I thought I'd chime in and point out that the police analogy is a little flawed if what you are looking for is education, versus detection. Granted my law enforcement experience is limited to an excessive love of Law & Order, but going with the cop show analogy - when police offers go under cover - it's generally the smart, experienced, stable guy who graduated with decent grades from the police academy. Not the summer intern. :)
Same thing for a penetration test (as John Hopkins describes) - companies are hired for pen tests based on corporate experience, the credentials of the individual engineers on the team, the professional reputation of everyone involved, and the cost and schedule proposed by the team. Just like you don't really want the crazy, unqualified cop to be the guy undercover, you don't hire a no-name, untrusted company to do your penetration testing.
The way to get to the point of being an individual on a pen test team?
It's the same almost any other career in engineering:
study the technology that allows and prevents security exploits - learn about as many areas of the security trade as you can - human factors, physical, network, software, operating systems, data protection, etc.
use academic institutions and professional certifications to establish credentials - some professional organizations also include a promise of ethics.
establish bonding as a way of providing additional reassurance of honesty - this is along the same lines of working as a lock smith.
work in the field in less high-risk jobs - security system development, system administration, IT security groups, risk management teams, etc.
do independent projects to get experience - like setting up a honey pot at home, or playing with security configurations on network gear.
get mentorship from someone more senior.
Just like undercover cops are a special group of police officers, who get special training, unique treatment and have particular credentials - penetration testers are a unique group of security professionals. The people I've met that do this type of work are often a similar personality type to the aggressive startup company programmer/architect/CTO type person - very smart, very driven, intensely focused on the state of the art, and quite intellectually aggressive. They generally come with very high level credentials and are very expensive.

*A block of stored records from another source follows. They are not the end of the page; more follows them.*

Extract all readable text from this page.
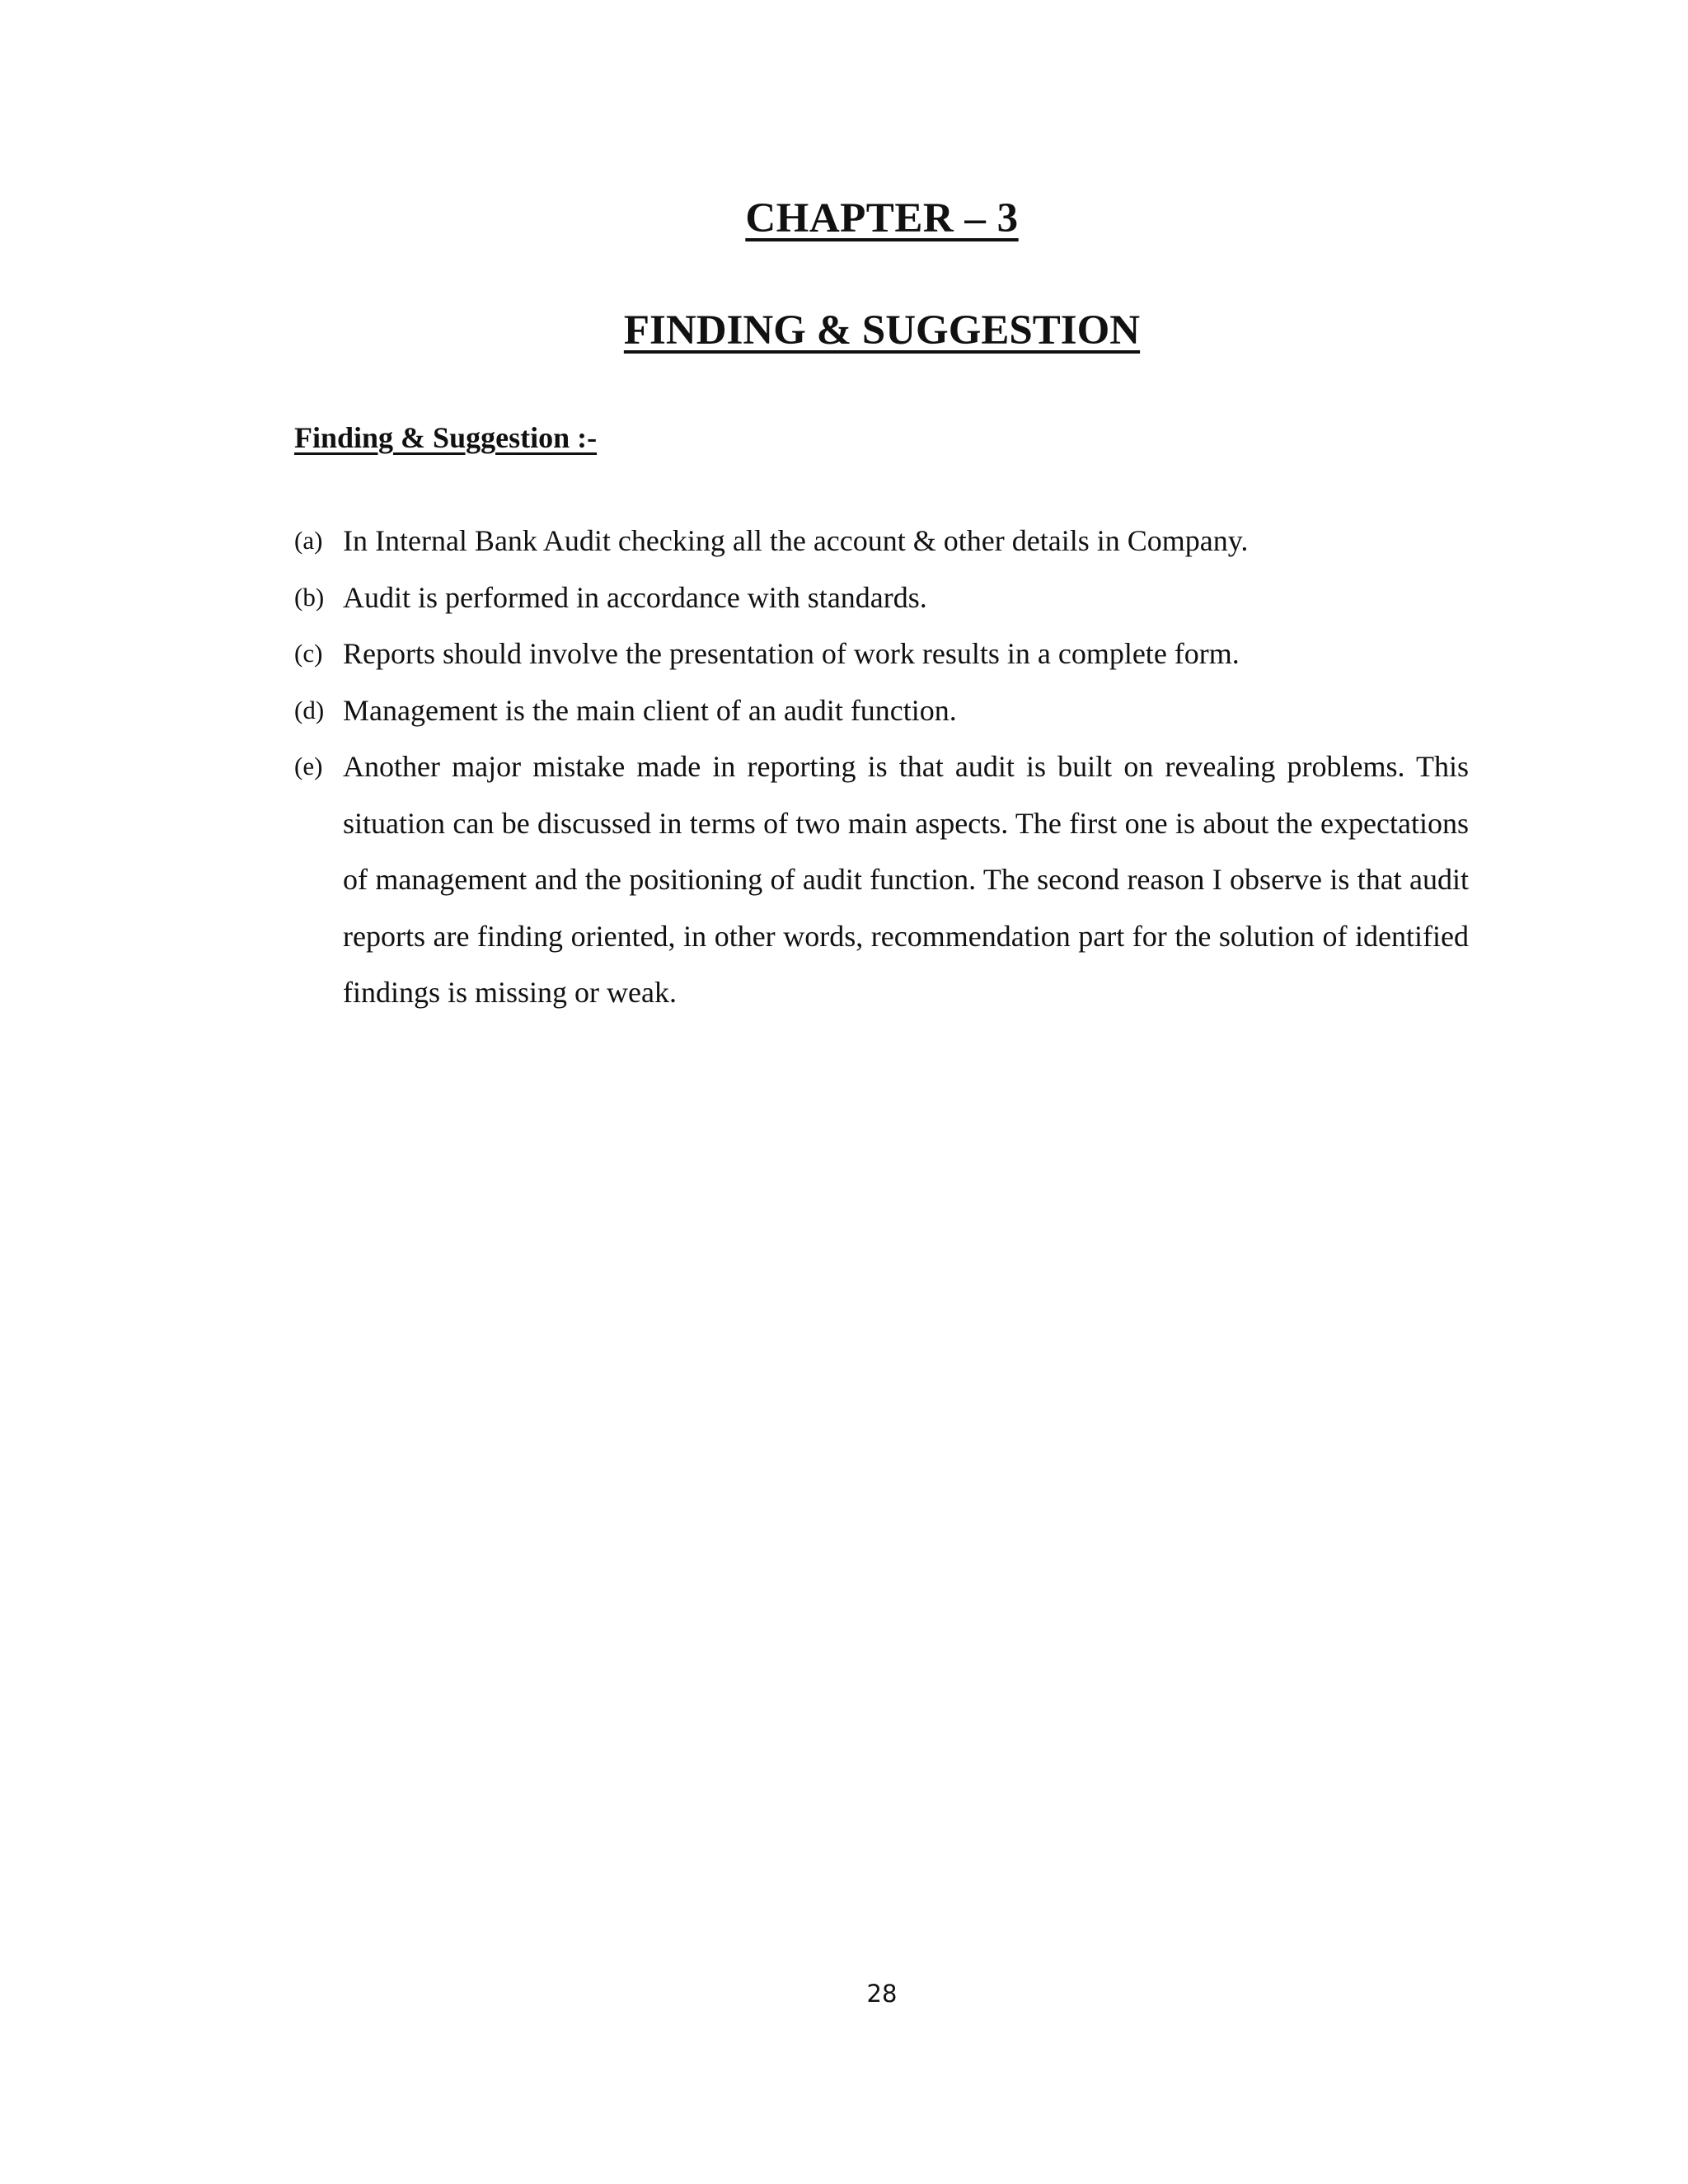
CHAPTER – 3
FINDING & SUGGESTION
Finding & Suggestion :-
(a) In Internal Bank Audit checking all the account & other details in Company.
(b) Audit is performed in accordance with standards.
(c) Reports should involve the presentation of work results in a complete form.
(d) Management is the main client of an audit function.
(e) Another major mistake made in reporting is that audit is built on revealing problems. This situation can be discussed in terms of two main aspects. The first one is about the expectations of management and the positioning of audit function. The second reason I observe is that audit reports are finding oriented, in other words, recommendation part for the solution of identified findings is missing or weak.
28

I'm sure there are plenty of folks out there who are stupid and will try cracking into assets without corporate permission - but the folks I consider the real professionals in this area are too smart for that. They're aware of the laws in this domain, and they are too smart to jeopardize their careers by hacking on the side. A good pen tester knows that a portion of his high fee comes from the fact that the company is willing to trust him and if he does something on the side to break that trust, then he's out of a job and probably out of a career.